Presidente Donald TrumpO Secretário do Exército prometeu que não renunciará, apesar de sua confrontos com o secretário de Defesa Pete Hegseth.
Tem aumentado a especulação de que o secretário do Exército, Dan Driscoll, pode ser o próximo na linha de frente de Hegseth após o ataque da semana passada. expulsão abrupta de seu aliado, General Randy George, em meio à guerra contenciosa Irã.
Driscoll discordou de Hegseth sobre uma série de questões recentemente, incluindo as medidas do Secretário de Defesa para bloquear a promoção de vários oficiais do Exército, oficiais disse ao Washington Post.
Mas Driscoll negou que esteja planejando renunciar ou deixar seu cargo no Pentágono.

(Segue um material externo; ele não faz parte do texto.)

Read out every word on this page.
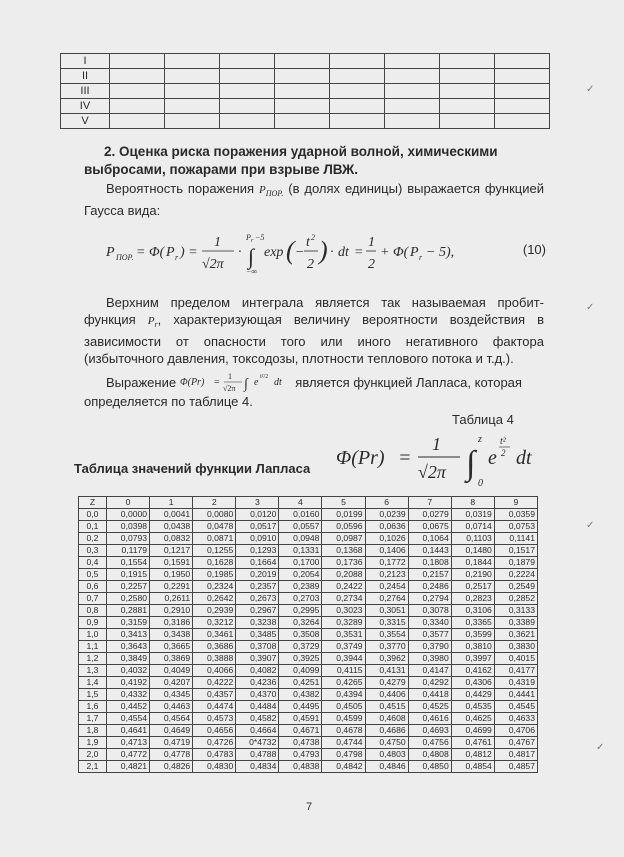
I								
II								
III								
IV								
V								
2. Оценка риска поражения ударной волной, химическими выбросами, пожарами при взрыве ЛВЖ.
Вероятность поражения $P_{ПОР.}$ (в долях единицы) выражается функцией Гаусса вида:
P ПОР. = Φ( P r ) =
1
√2π
·
P r −5
∫
−∞
exp ( −
t 2
2 ) · dt =
1
2
+ Φ( P r − 5),	(10)
Верхним пределом интеграла является так называемая пробит-функция $P_r$, характеризующая величину вероятности воздействия в зависимости от опасности того или иного негативного фактора (избыточного давления, токсодозы, плотности теплового потока и т.д.).
Выражение Φ(Pr) =
1
√2π ∫ e t²/2 dt является функцией Лапласа, которая определяется по таблице 4.
Таблица 4
Таблица значений функции Лапласа Φ(Pr) =
1
√2π ∫
z
0
e
t²
2 dt
Z	0	1	2	3	4	5	6	7	8	9
0,0	0,0000	0,0041	0,0080	0,0120	0,0160	0,0199	0,0239	0,0279	0,0319	0,0359
0,1	0,0398	0,0438	0,0478	0,0517	0,0557	0,0596	0,0636	0,0675	0,0714	0,0753
0,2	0,0793	0,0832	0,0871	0,0910	0,0948	0,0987	0,1026	0,1064	0,1103	0,1141
0,3	0,1179	0,1217	0,1255	0,1293	0,1331	0,1368	0,1406	0,1443	0,1480	0,1517
0,4	0,1554	0,1591	0,1628	0,1664	0,1700	0,1736	0,1772	0,1808	0,1844	0,1879
0,5	0,1915	0,1950	0,1985	0,2019	0,2054	0,2088	0,2123	0,2157	0,2190	0,2224
0,6	0,2257	0,2291	0,2324	0,2357	0,2389	0,2422	0,2454	0,2486	0,2517	0,2549
0,7	0,2580	0,2611	0,2642	0,2673	0,2703	0,2734	0,2764	0,2794	0,2823	0,2852
0,8	0,2881	0,2910	0,2939	0,2967	0,2995	0,3023	0,3051	0,3078	0,3106	0,3133
0,9	0,3159	0,3186	0,3212	0,3238	0,3264	0,3289	0,3315	0,3340	0,3365	0,3389
1,0	0,3413	0,3438	0,3461	0,3485	0,3508	0,3531	0,3554	0,3577	0,3599	0,3621
1,1	0,3643	0,3665	0,3686	0,3708	0,3729	0,3749	0,3770	0,3790	0,3810	0,3830
1,2	0,3849	0,3869	0,3888	0,3907	0,3925	0,3944	0,3962	0,3980	0,3997	0,4015
1,3	0,4032	0,4049	0,4066	0,4082	0,4099	0,4115	0,4131	0,4147	0,4162	0,4177
1,4	0,4192	0,4207	0,4222	0,4236	0,4251	0,4265	0,4279	0,4292	0,4306	0,4319
1,5	0,4332	0,4345	0,4357	0,4370	0,4382	0,4394	0,4406	0,4418	0,4429	0,4441
1,6	0,4452	0,4463	0,4474	0,4484	0,4495	0,4505	0,4515	0,4525	0,4535	0,4545
1,7	0,4554	0,4564	0,4573	0,4582	0,4591	0,4599	0,4608	0,4616	0,4625	0,4633
1,8	0,4641	0,4649	0,4656	0,4664	0,4671	0,4678	0,4686	0,4693	0,4699	0,4706
1,9	0,4713	0,4719	0,4726	0*4732	0,4738	0,4744	0,4750	0,4756	0,4761	0,4767
2,0	0,4772	0,4778	0,4783	0,4788	0,4793	0,4798	0,4803	0,4808	0,4812	0,4817
2,1	0,4821	0,4826	0,4830	0,4834	0,4838	0,4842	0,4846	0,4850	0,4854	0,4857
7
✓
✓
✓
✓
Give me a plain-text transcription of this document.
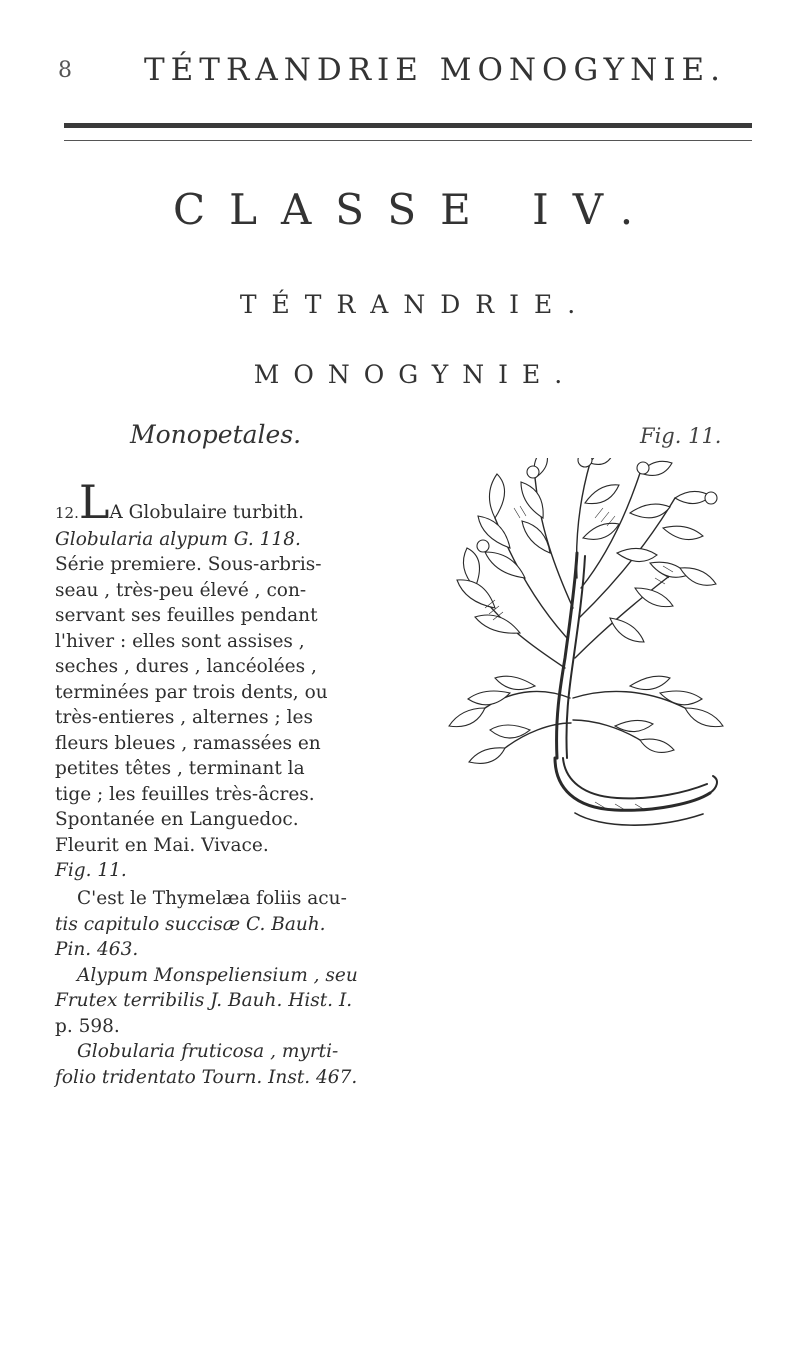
8 TÉTRANDRIE MONOGYNIE.
CLASSE IV.
TÉTRANDRIE.
MONOGYNIE.
Monopetales.	Fig. 11.
12.LA Globulaire turbith.
Globularia alypum G. 118.
Série premiere. Sous-arbris-
seau , très-peu élevé , con-
servant ses feuilles pendant
l'hiver : elles sont assises ,
seches , dures , lancéolées ,
terminées par trois dents, ou
très-entieres , alternes ; les
fleurs bleues , ramassées en
petites têtes , terminant la
tige ; les feuilles très-âcres.
Spontanée en Languedoc.
Fleurit en Mai. Vivace.
Fig. 11.
C'est le Thymelæa foliis acu-
tis capitulo succisæ C. Bauh.
Pin. 463.
Alypum Monspeliensium , seu
Frutex terribilis J. Bauh. Hist. I.
p. 598.
Globularia fruticosa , myrti-
folio tridentato Tourn. Inst. 467.
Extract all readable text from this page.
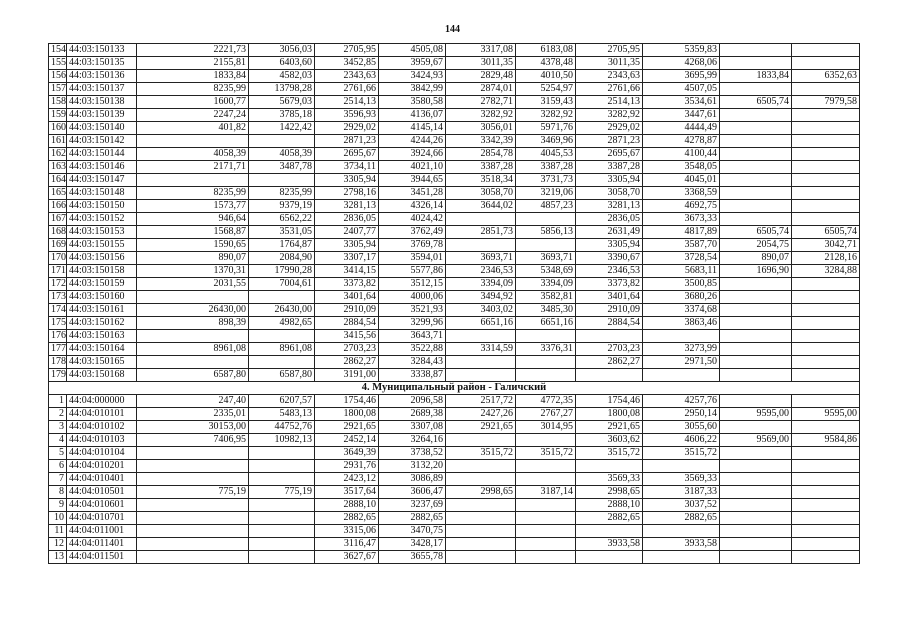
144
154	44:03:150133	2221,73	3056,03	2705,95	4505,08	3317,08	6183,08	2705,95	5359,83		
155	44:03:150135	2155,81	6403,60	3452,85	3959,67	3011,35	4378,48	3011,35	4268,06		
156	44:03:150136	1833,84	4582,03	2343,63	3424,93	2829,48	4010,50	2343,63	3695,99	1833,84	6352,63
157	44:03:150137	8235,99	13798,28	2761,66	3842,99	2874,01	5254,97	2761,66	4507,05		
158	44:03:150138	1600,77	5679,03	2514,13	3580,58	2782,71	3159,43	2514,13	3534,61	6505,74	7979,58
159	44:03:150139	2247,24	3785,18	3596,93	4136,07	3282,92	3282,92	3282,92	3447,61		
160	44:03:150140	401,82	1422,42	2929,02	4145,14	3056,01	5971,76	2929,02	4444,49		
161	44:03:150142			2871,23	4244,26	3342,39	3469,96	2871,23	4278,87		
162	44:03:150144	4058,39	4058,39	2695,67	3924,66	2854,78	4045,53	2695,67	4100,44		
163	44:03:150146	2171,71	3487,78	3734,11	4021,10	3387,28	3387,28	3387,28	3548,05		
164	44:03:150147			3305,94	3944,65	3518,34	3731,73	3305,94	4045,01		
165	44:03:150148	8235,99	8235,99	2798,16	3451,28	3058,70	3219,06	3058,70	3368,59		
166	44:03:150150	1573,77	9379,19	3281,13	4326,14	3644,02	4857,23	3281,13	4692,75		
167	44:03:150152	946,64	6562,22	2836,05	4024,42			2836,05	3673,33		
168	44:03:150153	1568,87	3531,05	2407,77	3762,49	2851,73	5856,13	2631,49	4817,89	6505,74	6505,74
169	44:03:150155	1590,65	1764,87	3305,94	3769,78			3305,94	3587,70	2054,75	3042,71
170	44:03:150156	890,07	2084,90	3307,17	3594,01	3693,71	3693,71	3390,67	3728,54	890,07	2128,16
171	44:03:150158	1370,31	17990,28	3414,15	5577,86	2346,53	5348,69	2346,53	5683,11	1696,90	3284,88
172	44:03:150159	2031,55	7004,61	3373,82	3512,15	3394,09	3394,09	3373,82	3500,85		
173	44:03:150160			3401,64	4000,06	3494,92	3582,81	3401,64	3680,26		
174	44:03:150161	26430,00	26430,00	2910,09	3521,93	3403,02	3485,30	2910,09	3374,68		
175	44:03:150162	898,39	4982,65	2884,54	3299,96	6651,16	6651,16	2884,54	3863,46		
176	44:03:150163			3415,56	3643,71						
177	44:03:150164	8961,08	8961,08	2703,23	3522,88	3314,59	3376,31	2703,23	3273,99		
178	44:03:150165			2862,27	3284,43			2862,27	2971,50		
179	44:03:150168	6587,80	6587,80	3191,00	3338,87						
4. Муниципальный район - Галичский											
1	44:04:000000	247,40	6207,57	1754,46	2096,58	2517,72	4772,35	1754,46	4257,76		
2	44:04:010101	2335,01	5483,13	1800,08	2689,38	2427,26	2767,27	1800,08	2950,14	9595,00	9595,00
3	44:04:010102	30153,00	44752,76	2921,65	3307,08	2921,65	3014,95	2921,65	3055,60		
4	44:04:010103	7406,95	10982,13	2452,14	3264,16			3603,62	4606,22	9569,00	9584,86
5	44:04:010104			3649,39	3738,52	3515,72	3515,72	3515,72	3515,72		
6	44:04:010201			2931,76	3132,20						
7	44:04:010401			2423,12	3086,89			3569,33	3569,33		
8	44:04:010501	775,19	775,19	3517,64	3606,47	2998,65	3187,14	2998,65	3187,33		
9	44:04:010601			2888,10	3237,69			2888,10	3037,52		
10	44:04:010701			2882,65	2882,65			2882,65	2882,65		
11	44:04:011001			3315,06	3470,75						
12	44:04:011401			3116,47	3428,17			3933,58	3933,58		
13	44:04:011501			3627,67	3655,78						
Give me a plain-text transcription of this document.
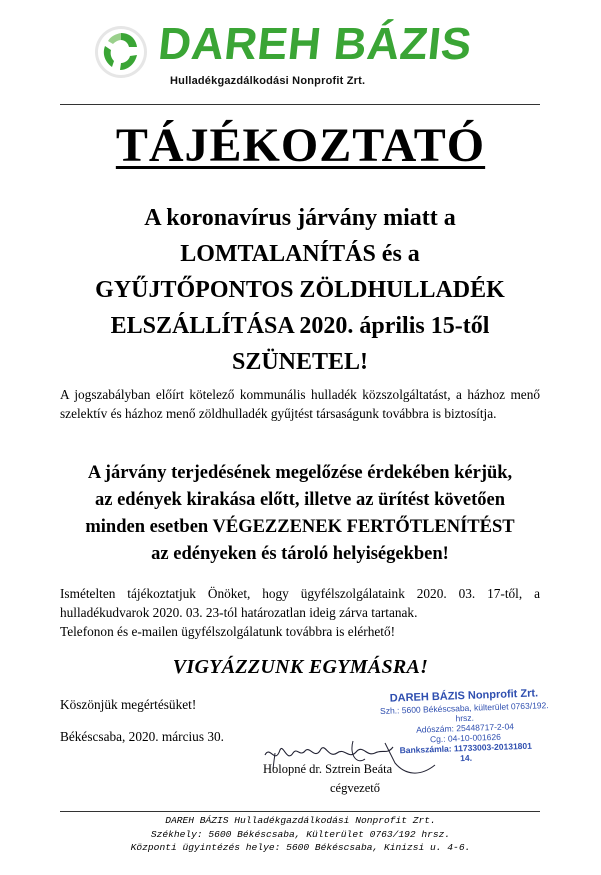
DAREH BÁZIS
Hulladékgazdálkodási Nonprofit Zrt.
TÁJÉKOZTATÓ
A koronavírus járvány miatt a
LOMTALANÍTÁS és a
GYŰJTŐPONTOS ZÖLDHULLADÉK
ELSZÁLLÍTÁSA 2020. április 15-től
SZÜNETEL!
A jogszabályban előírt kötelező kommunális hulladék közszolgáltatást, a házhoz menő szelektív és házhoz menő zöldhulladék gyűjtést társaságunk továbbra is biztosítja.
A járvány terjedésének megelőzése érdekében kérjük,
az edények kirakása előtt, illetve az ürítést követően
minden esetben VÉGEZZENEK FERTŐTLENÍTÉST
az edényeken és tároló helyiségekben!
Ismételten tájékoztatjuk Önöket, hogy ügyfélszolgálataink 2020. 03. 17-től, a
hulladékudvarok 2020. 03. 23-tól határozatlan ideig zárva tartanak.
Telefonon és e-mailen ügyfélszolgálatunk továbbra is elérhető!
VIGYÁZZUNK EGYMÁSRA!
Köszönjük megértésüket!
Békéscsaba, 2020. március 30.
DAREH BÁZIS Nonprofit Zrt.
Szh.: 5600 Békéscsaba, külterület 0763/192. hrsz.
Adószám: 25448717-2-04
Cg.: 04-10-001626
Bankszámla: 11733003-20131801
14.
Holopné dr. Sztrein Beáta
cégvezető
DAREH BÁZIS Hulladékgazdálkodási Nonprofit Zrt.
Székhely: 5600 Békéscsaba, Külterület 0763/192 hrsz.
Központi ügyintézés helye: 5600 Békéscsaba, Kinizsi u. 4-6.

“Servir sob o comando do presidente Trump foi a honra de uma vida, e continuo focado em fornecer à América a força de combate terrestre mais forte que o mundo já viu”, disse ele em comunicado ao Post.
‘Não tenho planos de partir ou renunciar ao cargo de Secretário do Exército.’
A Casa Branca também pareceu apoiar Driscoll, que é amigo do vice-presidente JD Vance desde a faculdade de direito, ao mesmo tempo que elogiava os esforços do Exército no Irão.
A porta-voz Anna Kelly disse ao meio de comunicação que o presidente “restaurou efetivamente o foco na prontidão e na letalidade de nossas forças armadas com a ajuda de líderes como o secretário Driscoll”.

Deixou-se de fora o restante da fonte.